Fixemo-nos agora em dois motivos fortes da nossa presença aqui: o Sínodo Diocesano, que concluímos e agradecemos, e as Ordenações que felizmente se seguem: 
Também nós, Patriarcado, nos acrescentaremos com Maria no amor de Deus e do próximo. Na Constituição Sinodal de Lisboa, hoje oferecida à Diocese, apresenta-se um conjunto de opções que são outras tantas coincidências com a primordial opção de Deus. Sim, de Deus, que, como aconteceu com Maria Imaculada, nos quer santos e em missão, em comunidade e crescimento na fé, em cada família e na resposta fiel à vocação pessoal; tudo sinodalmente levado, pois só em conjunto faremos o que devemos. 
Assim aconteceu com Ela, plenamente santa da santidade do seu Filho, em pronta missão na visita a Isabel, em comunidade do Presépio ao Pentecostes; a primeira iniciada no caminho cristão, mãe de Jesus e esposa de José, vocação cumprida sem recuo nem demora; e sinodalmente, pois não ia só.     
Com Maria, nossa Senhora e Mãe Imaculada, prossigamos sempre e sinodalmente também. A melhor receção do Sínodo Diocesano será essa mesma, de cada comunidade se perguntar ciclicamente pela concretização prática desta atitude marial de maior acolhimento e mais decidida missão, longe ou perto. 
Atitude “marial”, repito, pois a Maria nos confiou Jesus Cristo e sem Ela nada seríamos nem faríamos como Igreja. Na verdade, como no Prefácio cantaremos, na graça concedida a Maria começa a Igreja, seguindo-a na correspondência também: «Nela [Pai santo] destes início à Igreja, esposa de Cristo, sem mancha e sem ruga, resplandecente de beleza e santidade». Assim foi e só assim continuará a acontecer. 

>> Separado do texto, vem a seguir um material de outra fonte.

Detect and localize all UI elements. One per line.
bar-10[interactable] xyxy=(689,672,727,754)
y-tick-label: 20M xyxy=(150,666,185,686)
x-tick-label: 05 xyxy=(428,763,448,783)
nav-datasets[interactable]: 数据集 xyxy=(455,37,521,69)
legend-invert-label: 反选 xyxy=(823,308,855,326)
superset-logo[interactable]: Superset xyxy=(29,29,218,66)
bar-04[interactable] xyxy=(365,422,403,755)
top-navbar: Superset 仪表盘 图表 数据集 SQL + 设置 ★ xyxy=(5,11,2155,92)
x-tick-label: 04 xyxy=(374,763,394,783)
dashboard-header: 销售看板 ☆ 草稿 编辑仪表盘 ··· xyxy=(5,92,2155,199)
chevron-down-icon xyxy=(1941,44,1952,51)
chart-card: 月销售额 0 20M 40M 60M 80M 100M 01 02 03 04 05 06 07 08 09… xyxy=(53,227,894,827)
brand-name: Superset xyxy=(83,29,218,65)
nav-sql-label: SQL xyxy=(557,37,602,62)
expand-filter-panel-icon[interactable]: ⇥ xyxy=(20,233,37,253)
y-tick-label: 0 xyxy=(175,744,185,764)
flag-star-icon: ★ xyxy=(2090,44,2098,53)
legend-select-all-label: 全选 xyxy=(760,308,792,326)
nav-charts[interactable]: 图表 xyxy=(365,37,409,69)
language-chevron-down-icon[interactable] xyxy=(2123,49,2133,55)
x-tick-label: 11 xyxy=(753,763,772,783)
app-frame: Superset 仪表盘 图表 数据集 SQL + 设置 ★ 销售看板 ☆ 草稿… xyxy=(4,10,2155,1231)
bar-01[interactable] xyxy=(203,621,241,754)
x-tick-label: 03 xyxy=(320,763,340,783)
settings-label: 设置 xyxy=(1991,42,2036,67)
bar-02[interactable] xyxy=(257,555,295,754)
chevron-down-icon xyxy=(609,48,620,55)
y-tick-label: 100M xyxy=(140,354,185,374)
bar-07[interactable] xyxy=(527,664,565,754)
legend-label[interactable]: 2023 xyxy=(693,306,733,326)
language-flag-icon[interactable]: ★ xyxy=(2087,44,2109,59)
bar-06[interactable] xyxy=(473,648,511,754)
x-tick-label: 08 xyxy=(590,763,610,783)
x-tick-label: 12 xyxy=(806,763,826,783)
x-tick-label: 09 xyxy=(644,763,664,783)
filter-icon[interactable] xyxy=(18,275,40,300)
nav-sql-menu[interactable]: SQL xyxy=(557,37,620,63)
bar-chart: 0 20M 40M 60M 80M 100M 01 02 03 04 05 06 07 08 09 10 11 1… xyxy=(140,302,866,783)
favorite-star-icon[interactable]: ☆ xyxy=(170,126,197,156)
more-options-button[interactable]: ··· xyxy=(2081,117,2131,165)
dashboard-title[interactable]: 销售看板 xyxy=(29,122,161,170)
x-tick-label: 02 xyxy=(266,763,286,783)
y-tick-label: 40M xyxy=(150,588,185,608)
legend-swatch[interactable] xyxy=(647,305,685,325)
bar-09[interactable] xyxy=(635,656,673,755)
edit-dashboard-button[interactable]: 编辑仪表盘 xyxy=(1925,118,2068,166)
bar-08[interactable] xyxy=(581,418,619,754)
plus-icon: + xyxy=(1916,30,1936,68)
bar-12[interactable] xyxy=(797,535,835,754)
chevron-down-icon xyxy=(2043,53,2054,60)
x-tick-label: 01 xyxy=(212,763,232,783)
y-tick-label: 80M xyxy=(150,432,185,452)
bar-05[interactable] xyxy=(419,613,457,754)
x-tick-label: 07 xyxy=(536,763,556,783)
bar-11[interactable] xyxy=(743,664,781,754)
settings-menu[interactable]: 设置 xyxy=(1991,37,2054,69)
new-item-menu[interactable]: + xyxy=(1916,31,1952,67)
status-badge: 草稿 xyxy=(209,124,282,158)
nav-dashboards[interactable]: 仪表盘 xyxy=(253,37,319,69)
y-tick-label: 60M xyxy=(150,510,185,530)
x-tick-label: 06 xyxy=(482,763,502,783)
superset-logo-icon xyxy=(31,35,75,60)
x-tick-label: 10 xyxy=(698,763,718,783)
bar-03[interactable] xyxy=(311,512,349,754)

A Imaculada Conceição foi em Maria a preparação pessoal para a incarnação de Cristo: Nova Terra para o Homem Novo. Desde o Batismo, caríssimos ordinandos, o mesmo Espírito que a guardou a Ela de todo o contágio do mal, trabalhou também em cada um de vós para serdes sacramento da presença diaconal ou sacerdotal de Cristo. Mantende os olhos na Imaculada, para serdes inteiramente límpidos de coração e gesto, na graça de Cristo de que sereis instrumentos.
Entregai-vos constantemente à proteção da Virgem Imaculada. Experimentareis a sua proximidade e incentivo, tão próprios dum coração materno, repassado de misericórdia divina. Com Ela acolhei a Cristo em vós e nos outros, em vós para os outros. Verificareis assim, verificaremos todos, as maravilhas de Deus, num contínuo Magnificat que sempre cantaremos.